Hello,
I was looking at the documentation related to periodic tokens and there’s something I don’t understand related to their TTL.
In the documentation it’s stated that:
. Outside of
root
tokens, it is currently the only way for a token in Vault to have an unlimited lifetime.

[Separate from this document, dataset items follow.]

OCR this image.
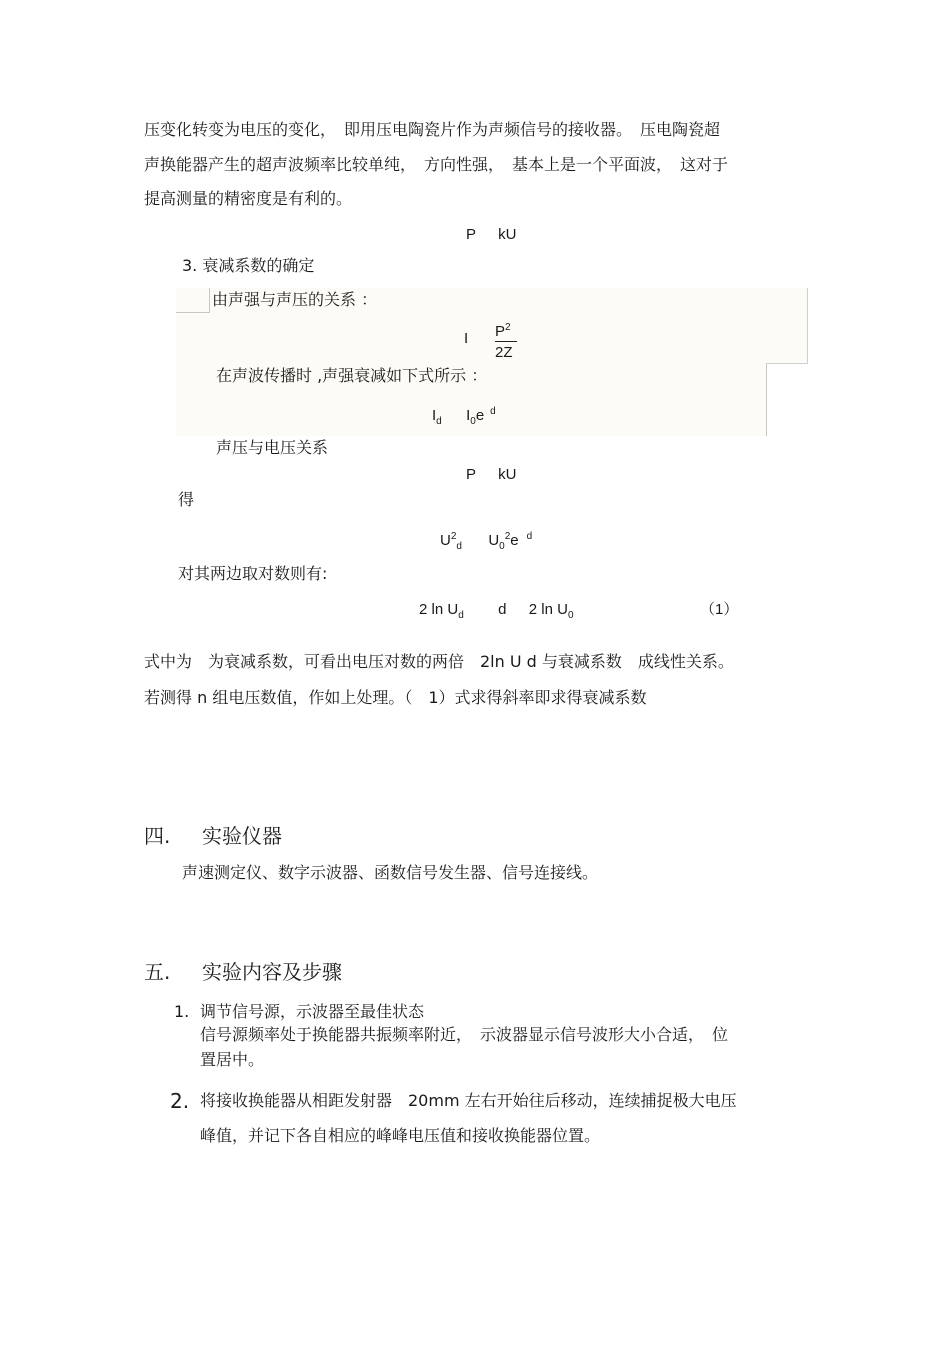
压变化转变为电压的变化，　即用压电陶瓷片作为声频信号的接收器。　压电陶瓷超
声换能器产生的超声波频率比较单纯，　方向性强，　基本上是一个平面波，　这对于
提高测量的精密度是有利的。
P kU
3. 衰减系数的确定
由声强与声压的关系 ：
I $P^2$
2Z
在声波传播时 ,声强衰减如下式所示 ：
$I_d$ $I_0e$ $^d$
声压与电压关系
P kU
得
$U^2_d$ $U_0^2e$ $^d$
对其两边取对数则有:
2 $\ln U_d$ d 2 $\ln U_0$	（1）
式中为　为衰减系数，可看出电压对数的两倍　2ln U d 与衰减系数　成线性关系。
若测得 n 组电压数值，作如上处理。（　1）式求得斜率即求得衰减系数
四. 实验仪器
声速测定仪、数字示波器、函数信号发生器、信号连接线。
五. 实验内容及步骤
1. 调节信号源，示波器至最佳状态
信号源频率处于换能器共振频率附近，　示波器显示信号波形大小合适，　位
置居中。
2. 将接收换能器从相距发射器　20mm 左右开始往后移动，连续捕捉极大电压
峰值，并记下各自相应的峰峰电压值和接收换能器位置。
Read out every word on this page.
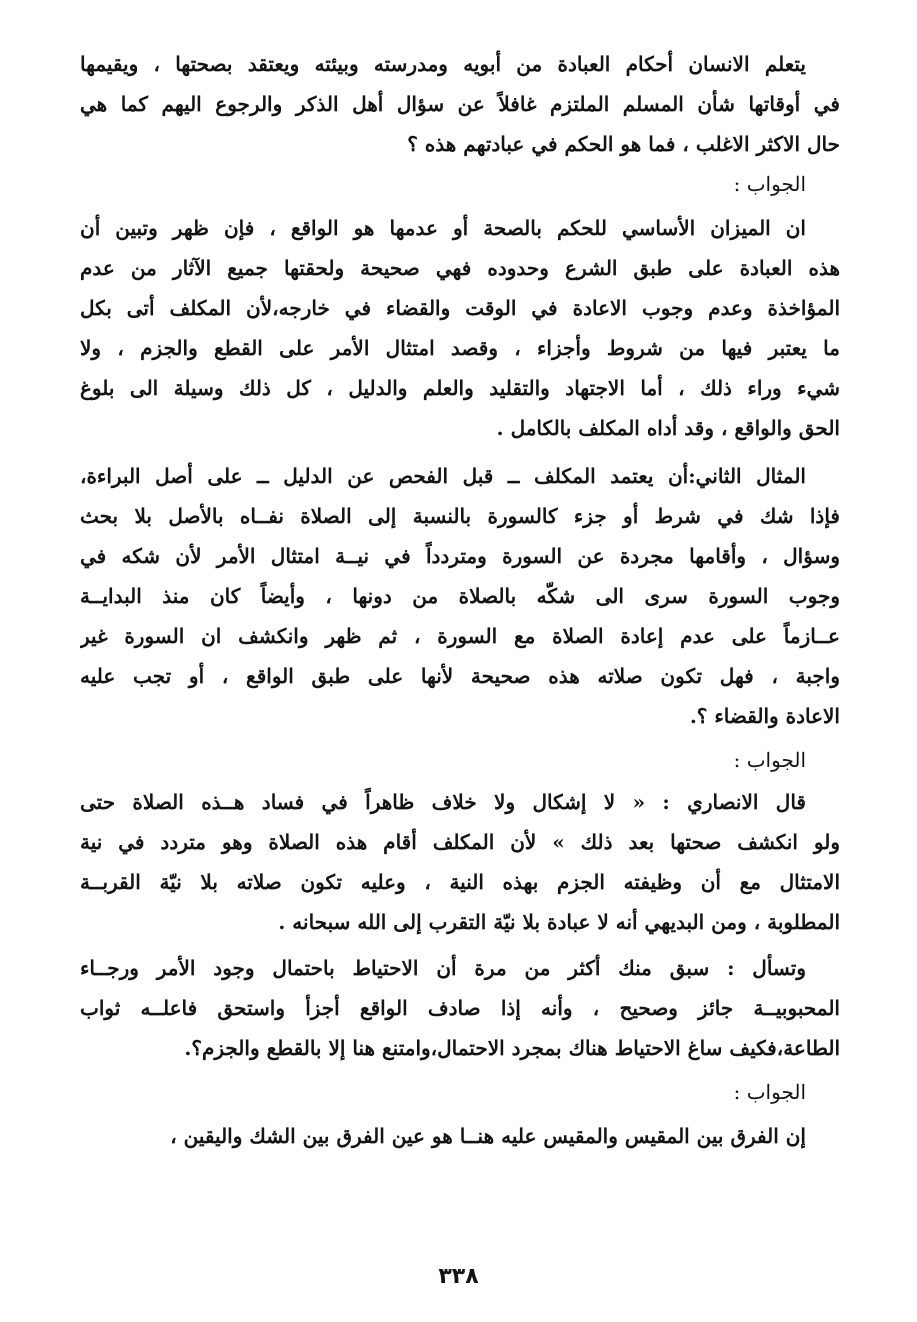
يتعلم الانسان أحكام العبادة من أبويه ومدرسته وبيئته ويعتقد بصحتها ، ويقيمها
في أوقاتها شأن المسلم الملتزم غافلاً عن سؤال أهل الذكر والرجوع اليهم كما هي
حال الاكثر الاغلب ، فما هو الحكم في عبادتهم هذه ؟
الجواب :
ان الميزان الأساسي للحكم بالصحة أو عدمها هو الواقع ، فإن ظهر وتبين أن
هذه العبادة على طبق الشرع وحدوده فهي صحيحة ولحقتها جميع الآثار من عدم
المؤاخذة وعدم وجوب الاعادة في الوقت والقضاء في خارجه،لأن المكلف أتى بكل
ما يعتبر فيها من شروط وأجزاء ، وقصد امتثال الأمر على القطع والجزم ، ولا
شيء وراء ذلك ، أما الاجتهاد والتقليد والعلم والدليل ، كل ذلك وسيلة الى بلوغ
الحق والواقع ، وقد أداه المكلف بالكامل .
المثال الثاني:أن يعتمد المكلف ــ قبل الفحص عن الدليل ــ على أصل البراءة،
فإذا شك في شرط أو جزء كالسورة بالنسبة إلى الصلاة نفــاه بالأصل بلا بحث
وسؤال ، وأقامها مجردة عن السورة ومتردداً في نيــة امتثال الأمر لأن شكه في
وجوب السورة سرى الى شكّه بالصلاة من دونها ، وأيضاً كان منذ البدايــة
عــازماً على عدم إعادة الصلاة مع السورة ، ثم ظهر وانكشف ان السورة غير
واجبة ، فهل تكون صلاته هذه صحيحة لأنها على طبق الواقع ، أو تجب عليه
الاعادة والقضاء ؟.
الجواب :
قال الانصاري : « لا إشكال ولا خلاف ظاهراً في فساد هــذه الصلاة حتى
ولو انكشف صحتها بعد ذلك » لأن المكلف أقام هذه الصلاة وهو متردد في نية
الامتثال مع أن وظيفته الجزم بهذه النية ، وعليه تكون صلاته بلا نيّة القربــة
المطلوبة ، ومن البديهي أنه لا عبادة بلا نيّة التقرب إلى الله سبحانه .
وتسأل : سبق منك أكثر من مرة أن الاحتياط باحتمال وجود الأمر ورجــاء
المحبوبيــة جائز وصحيح ، وأنه إذا صادف الواقع أجزأ واستحق فاعلــه ثواب
الطاعة،فكيف ساغ الاحتياط هناك بمجرد الاحتمال،وامتنع هنا إلا بالقطع والجزم؟.
الجواب :
إن الفرق بين المقيس والمقيس عليه هنــا هو عين الفرق بين الشك واليقين ،
٣٣٨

But when a period token expires, it’s gone, exactly like a normal token.
This is a period token:
root@vault-0:~# vault token lookup -accessor Ntn1MIDb8qeZRJubHznf90xh
Key Value
--- -----
accessor Ntn1MIDb8qeZRJubHznf90xh
creation_time 1666702899
creation_ttl 1m
display_name token
entity_id n/a
expire_time 2022-10-25T16:02:39.023450651+03:00
explicit_max_ttl 0s
id n/a
issue_time 2022-10-25T16:01:39.023469703+03:00
meta <nil>
num_uses 0
orphan false
path auth/token/create
period 1m
policies [root]
renewable true
ttl 52s
type service
And this is a normal one (both with 1 minute period/ttl):
root@vault-0:~# vault token lookup -accessor O1GZr0HMxhFe8HQP1fHEEkUP
Key Value
--- -----
accessor O1GZr0HMxhFe8HQP1fHEEkUP
creation_time 1666702946
creation_ttl 1m
display_name token
entity_id n/a
expire_time 2022-10-25T16:03:26.727683+03:00
explicit_max_ttl 0s
id n/a
issue_time 2022-10-25T16:02:26.72769318+03:00
meta <nil>
num_uses 0
orphan false
path auth/token/create
policies [root]
renewable true
ttl 50s
type service
But you could renew both infinitely, right? So if that’s the case, what’s the use for period tokens?
P.S. I see you can create both period and normal tokens with an infinite period/ttl anyway.